Avant la Révolution Française dans la commune de Gourbeyre, le long de la Route Coloniale menant à Basse-Terre, trois sources thermales se déversaient en cascades au cœur d’une végétation luxuriante. Elles alimentaient les moulins à sucre aux majestueuses roues à aubes de la propriété des Carmes lesquels exploitaient la Savane Dolé et le Dos-d’âne. Ils avaient échangées ces propriétés au Sieur Beausoleil de Vermont le 10 juin 1767, contre leur Habitation Bellevue de Marie-Galante.
Le 2 novembre 1789, les biens des religieux passent au Domaine. Le 17 août 1825, devenus Propriété de la Colonie, ils sont morcelés et vendus aux enchères. Fin 1840, les baigneurs y louent de petites cases et en 1857, seuls les militaires et les fonctionnaires peuvent accéder aux bassins.
LES BAINS
Le 15 février 1877, un arrêté du Conseil Général déclare la gratuité du bassin de Public, celui de Capès payant, sauf si les malades présentent un certificat médical et le bassin de la Digue payant. On vient y soulager ses rhumatismes et son arthrose dans un air vivifiant, à l’abri d’une végétation de bambous, manguiers, fougères arborescentes et philodendrons.
UN MÉDECIN VISIONNAIRE
En 1913, André Joseph Pichon, natif de Niort, est nommé Médecin Major des Troupes Coloniales et responsable du service de Santé de la Guadeloupe, où il crée en 1915, la société La Guadeloupéenne, afin de mieux faire connaitre l’île et développer en chacun le goût de la nature, de l’hygiène et du sport.
LA SOCIÉTÉ FERMIÈRE
Le 30 janvier 1917, elle signe un bail pour l’Etablissement Domanial de Dolé et le 24 avril 1920, débute la construction de l’hôtel Pichon, dans un lieu de villégiature paisible et recherché avec vue sur les iles des Saintes et de la Dominique.
L’HÔTEL PICHON
De style créole avec une façade en bardeau de bois, il est bordé d’une haie d’hibiscus d’où s’élancent des palmiers. Il jouxte la route Coloniale empruntée par les transports en commun de l’époque : les Bombes et Chars.

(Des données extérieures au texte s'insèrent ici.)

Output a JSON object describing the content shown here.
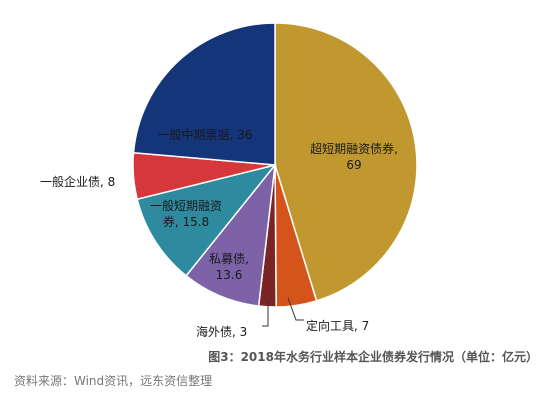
{
  "chart_data": {
    "type": "pie",
    "title": "",
    "slices": [
      {
        "label": "超短期融资债券",
        "value": 69,
        "text_lines": [
          "超短期融资债券,",
          "69"
        ],
        "color": "#C0982F"
      },
      {
        "label": "定向工具",
        "value": 7,
        "text_lines": [
          "定向工具, 7"
        ],
        "color": "#D4541B"
      },
      {
        "label": "海外债",
        "value": 3,
        "text_lines": [
          "海外债, 3"
        ],
        "color": "#7A2424"
      },
      {
        "label": "私募债",
        "value": 13.6,
        "text_lines": [
          "私募债,",
          "13.6"
        ],
        "color": "#7D62A8"
      },
      {
        "label": "一般短期融资券",
        "value": 15.8,
        "text_lines": [
          "一般短期融资",
          "券, 15.8"
        ],
        "color": "#2E8A9E"
      },
      {
        "label": "一般企业债",
        "value": 8,
        "text_lines": [
          "一般企业债, 8"
        ],
        "color": "#D6373A"
      },
      {
        "label": "一般中期票据",
        "value": 36,
        "text_lines": [
          "一般中期票据, 36"
        ],
        "color": "#15357A"
      }
    ]
  },
  "caption": "图3：2018年水务行业样本企业债券发行情况（单位：亿元）",
  "source": "资料来源：Wind资讯，远东资信整理"
}
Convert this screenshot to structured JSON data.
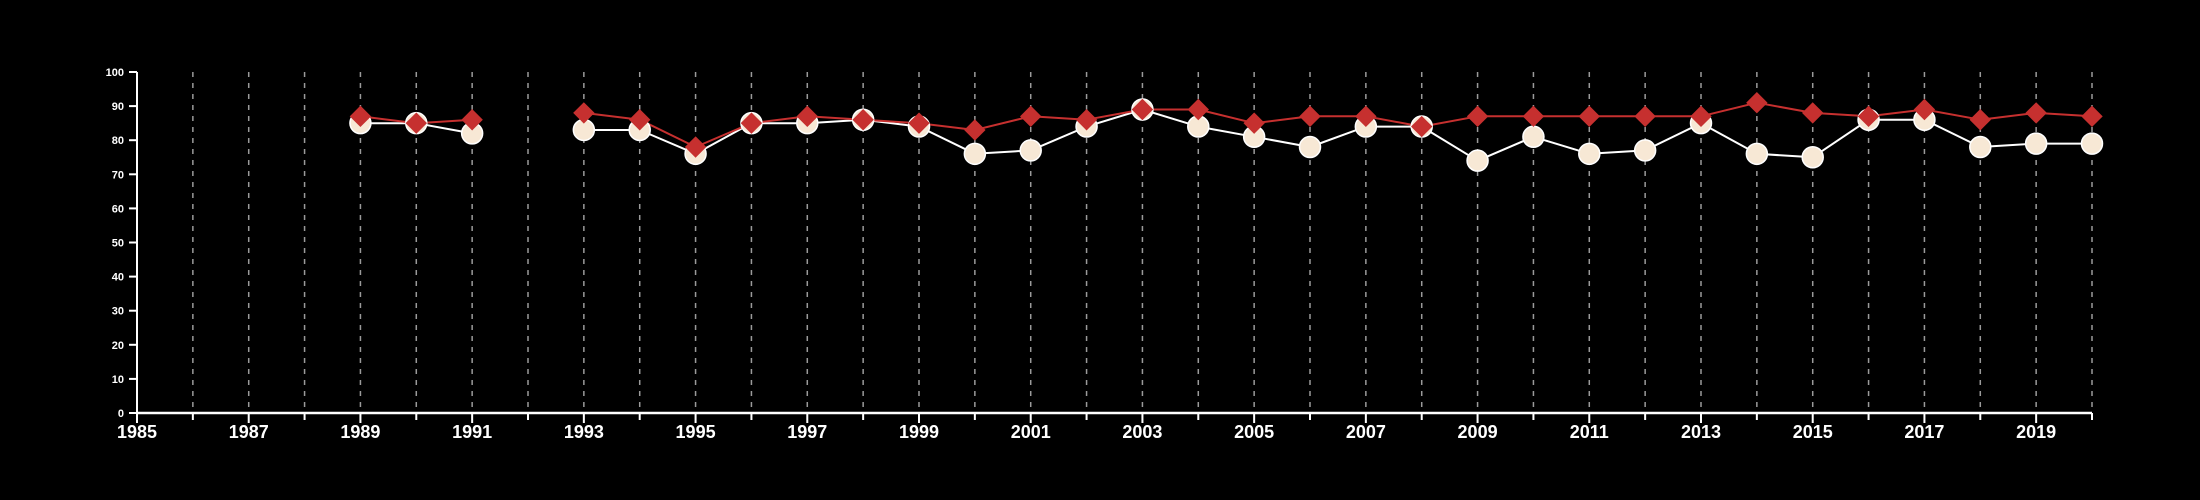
{
  "chart_data": {
    "type": "line",
    "title": "",
    "xlabel": "",
    "ylabel": "",
    "xlim": [
      1985,
      2020
    ],
    "ylim": [
      0,
      100
    ],
    "x_ticks": [
      1985,
      1987,
      1989,
      1991,
      1993,
      1995,
      1997,
      1999,
      2001,
      2003,
      2005,
      2007,
      2009,
      2011,
      2013,
      2015,
      2017,
      2019
    ],
    "y_ticks": [
      0,
      10,
      20,
      30,
      40,
      50,
      60,
      70,
      80,
      90,
      100
    ],
    "vertical_grid": "dashed, one line per year",
    "legend": "none",
    "background_color": "#000000",
    "series": [
      {
        "marker": "circle",
        "color": "#ffffff",
        "marker_fill": "#f7e8d5",
        "x": [
          1989,
          1990,
          1991,
          1993,
          1994,
          1995,
          1996,
          1997,
          1998,
          1999,
          2000,
          2001,
          2002,
          2003,
          2004,
          2005,
          2006,
          2007,
          2008,
          2009,
          2010,
          2011,
          2012,
          2013,
          2014,
          2015,
          2016,
          2017,
          2018,
          2019,
          2020
        ],
        "values": [
          85,
          85,
          82,
          83,
          83,
          76,
          85,
          85,
          86,
          84,
          76,
          77,
          84,
          89,
          84,
          81,
          78,
          84,
          84,
          74,
          81,
          76,
          77,
          85,
          76,
          75,
          86,
          86,
          78,
          79,
          79
        ]
      },
      {
        "marker": "diamond",
        "color": "#c6302f",
        "marker_fill": "#c6302f",
        "x": [
          1989,
          1990,
          1991,
          1993,
          1994,
          1995,
          1996,
          1997,
          1998,
          1999,
          2000,
          2001,
          2002,
          2003,
          2004,
          2005,
          2006,
          2007,
          2008,
          2009,
          2010,
          2011,
          2012,
          2013,
          2014,
          2015,
          2016,
          2017,
          2018,
          2019,
          2020
        ],
        "values": [
          87,
          85,
          86,
          88,
          86,
          78,
          85,
          87,
          86,
          85,
          83,
          87,
          86,
          89,
          89,
          85,
          87,
          87,
          84,
          87,
          87,
          87,
          87,
          87,
          91,
          88,
          87,
          89,
          86,
          88,
          87
        ]
      }
    ]
  }
}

Au sous-sol, dans une remise aux fenêtres cintrées soulignées de barreaux, un mécanicien entretient les rares automobiles Chandler ou Cleveland des clients de l’hôtel. Des balustrades soulignent l’escalier et le rez-de-chaussée, agencé de coins repos.
Un panneau ouvragé surmonte l’entrée de la réception prolongée d’une avancée, à l’ombre d’une galerie ornée de frises. Le salon au plancher recouvert d’un tapis, est agencé de tables, de fauteuils en rotin et d’un piano droit.
A l’étage, les hautes fenêtres des chambres sont encadrées de volets bloqués par des barres. Sur le toit des combles, l’enseigne « Dolé-les-Bains-Hôtel », repose entre deux chiens assis. La pension complète d’un mois coûte 390 francs et l’hôtel sert aussi de point de départ aux randonneurs passionnés de botanique ou de faune, lesquels de retour d’excursions se réjouissent à l’idée de reprendre des forces, au restaurant très réputé.
LES BASSINS
Une fois changé en cabine, on accède au double bassin de la Digue par des marches taillées dans le basalte. Dans le premier se baignent les Dames en chapeaux et robes de bains, le second bassin est réservé aux Messieurs. Avec le temps, sans loger à l’hôtel, on peut acheter auprès du gardien, un ticket afin de passer la journée aux bains, dont l’activité cesse vers 1960.
DE NOS JOURS
La Digue est recouvert de végétation, Capès et le Bassin des Amours qui forme un cœur sont en contrebas de la route départementale, Public s’orne d’une roue à aubes.
Bien que l’hôtel n’ait pas résisté aux épreuves du temps, le Docteur Pichon, qui périt le 16 janvier 1923, au large de la Désirade, repose dans les anciens jardins de ce lieu qui fut si cher à son cœur.